Ah ok I thought it was to turn them into Defiants, you know, like the Skua / Roc abomination. I readily agree that night fighting was an all different matter - without scores of 109s to wipe them out of the sky like Defiants it made some sense.

Even if the thought of a Defiant-ized Mosquito or a Roc-like Beaufighter is still sickening from an aesthetic point of view.
What's astonishing to me is that anyone in the UK thought that they needed a turret for firing upward. Their own single-seat night fighters carried fixed, upward-firing guns in WW1, as did their cannon-armed night-fighter prototypes in the '30s.
Jazz Music, Baby
Yeah, but the Luftwaffe's bombers, for all their faults as strategic bombing platforms, had something almost every British four-engined night bomber lacked - a ventral gun position that could give warning of below-and-behind attackers*. Schrage Musik thus operated in an ideal tactical milieu. I remember reading somewhere that SOME British bomber crews with an H2S blister stripped the radar out and field-fitted a window and a single .50 Browning pointing to the rear (because if you can only have one machine gun, take the best) to give warning and apply some disincentive.

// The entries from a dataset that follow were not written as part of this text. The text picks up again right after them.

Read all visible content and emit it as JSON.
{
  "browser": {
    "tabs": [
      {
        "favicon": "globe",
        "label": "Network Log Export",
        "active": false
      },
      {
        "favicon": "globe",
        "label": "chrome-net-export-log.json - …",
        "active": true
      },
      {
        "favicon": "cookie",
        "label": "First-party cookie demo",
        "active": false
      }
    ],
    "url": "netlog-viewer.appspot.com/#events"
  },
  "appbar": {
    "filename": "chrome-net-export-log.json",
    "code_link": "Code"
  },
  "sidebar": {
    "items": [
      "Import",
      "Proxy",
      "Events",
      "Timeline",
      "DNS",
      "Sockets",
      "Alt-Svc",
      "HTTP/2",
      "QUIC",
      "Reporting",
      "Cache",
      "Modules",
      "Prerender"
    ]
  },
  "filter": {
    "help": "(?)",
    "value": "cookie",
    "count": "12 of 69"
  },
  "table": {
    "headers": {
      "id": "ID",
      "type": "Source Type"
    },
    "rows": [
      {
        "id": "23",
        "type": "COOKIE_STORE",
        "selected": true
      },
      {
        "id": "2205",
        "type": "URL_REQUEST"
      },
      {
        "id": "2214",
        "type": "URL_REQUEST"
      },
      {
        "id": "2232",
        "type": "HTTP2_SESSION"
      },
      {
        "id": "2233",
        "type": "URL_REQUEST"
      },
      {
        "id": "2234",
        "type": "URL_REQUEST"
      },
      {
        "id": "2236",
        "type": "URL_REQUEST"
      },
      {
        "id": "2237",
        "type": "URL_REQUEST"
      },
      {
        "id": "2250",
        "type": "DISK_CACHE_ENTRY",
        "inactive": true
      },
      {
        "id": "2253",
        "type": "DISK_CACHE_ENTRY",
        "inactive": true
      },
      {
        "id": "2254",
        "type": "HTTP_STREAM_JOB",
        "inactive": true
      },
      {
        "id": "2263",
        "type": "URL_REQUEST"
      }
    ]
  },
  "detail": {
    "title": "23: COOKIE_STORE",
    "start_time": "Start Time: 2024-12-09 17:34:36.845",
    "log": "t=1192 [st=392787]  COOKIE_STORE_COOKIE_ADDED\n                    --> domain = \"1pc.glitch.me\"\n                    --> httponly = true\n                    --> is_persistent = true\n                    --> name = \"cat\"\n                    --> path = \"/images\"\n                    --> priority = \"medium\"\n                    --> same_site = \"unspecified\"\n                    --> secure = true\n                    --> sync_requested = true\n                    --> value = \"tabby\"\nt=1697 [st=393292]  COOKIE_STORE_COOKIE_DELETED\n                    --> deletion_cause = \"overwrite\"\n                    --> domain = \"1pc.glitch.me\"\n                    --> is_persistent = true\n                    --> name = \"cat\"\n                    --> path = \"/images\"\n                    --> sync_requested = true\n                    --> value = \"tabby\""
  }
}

* Even for those heavies that did have a ventral turret, it was periscopically sighted and not ideal for keeping a lookout. It would be interesting to theorize on how well Schrage Musik would have worked had the night bombing phase been flown by American bombers with ball turrets.
I doubt that ventral gun positions were ever very effective at spotting aircraft approaching from below.

First off, they did exist. Hampdens had ventral gun positions very like the German ones, RAF Fortresses and Liberators came with the best such defense, the Sperry ball turret, which the RAF chose to delete even on 100 Group aircraft that carried H2S in the forward fuselage. Moreover, the gunner's field of view from the rear turrets of the other RAF bombers was undoubtedly good enough to spot any visible aircraft approaching from the rear and below. The problem was that such aircraft were generally not visible, with or without a mid-vental gun position.

The sky is always brighter than the ground. So, when seen from above, an approaching aircraft is effectively invisible, even on brightly moonlit nights. When seen from below, the opposite is the case. The primary advantage of upward firing armament is thus that the target is silhouetted against sky while the attacker remains safely hidden.

Germany abandoned black night-fighting colors for pale blue in a partial attempt to mitigate the silhouetting problem when seen from below (pale upper surfaces made little or no difference when viewed from above). Black was only retained for the undersurfaces of bombers and fighters operating in close proximity to search lights.

The main advantage of eliminating H2S (if that was ever, in fact, done on aircrew authority alone) would be to eliminate its tell-tale emissions. It was effectively an aircraft-mounted, RF searchlight advertising the bomber's position to any adversary that had one of several available homing receivers installed. Tragically, many RAF crews believed that it had a jamming effect against the German radars and kept it switched on continuously. Replacing it with a gun might thus appear to have a deterrent effect simply because it made the bomber much harder to find than it would have been otherwise.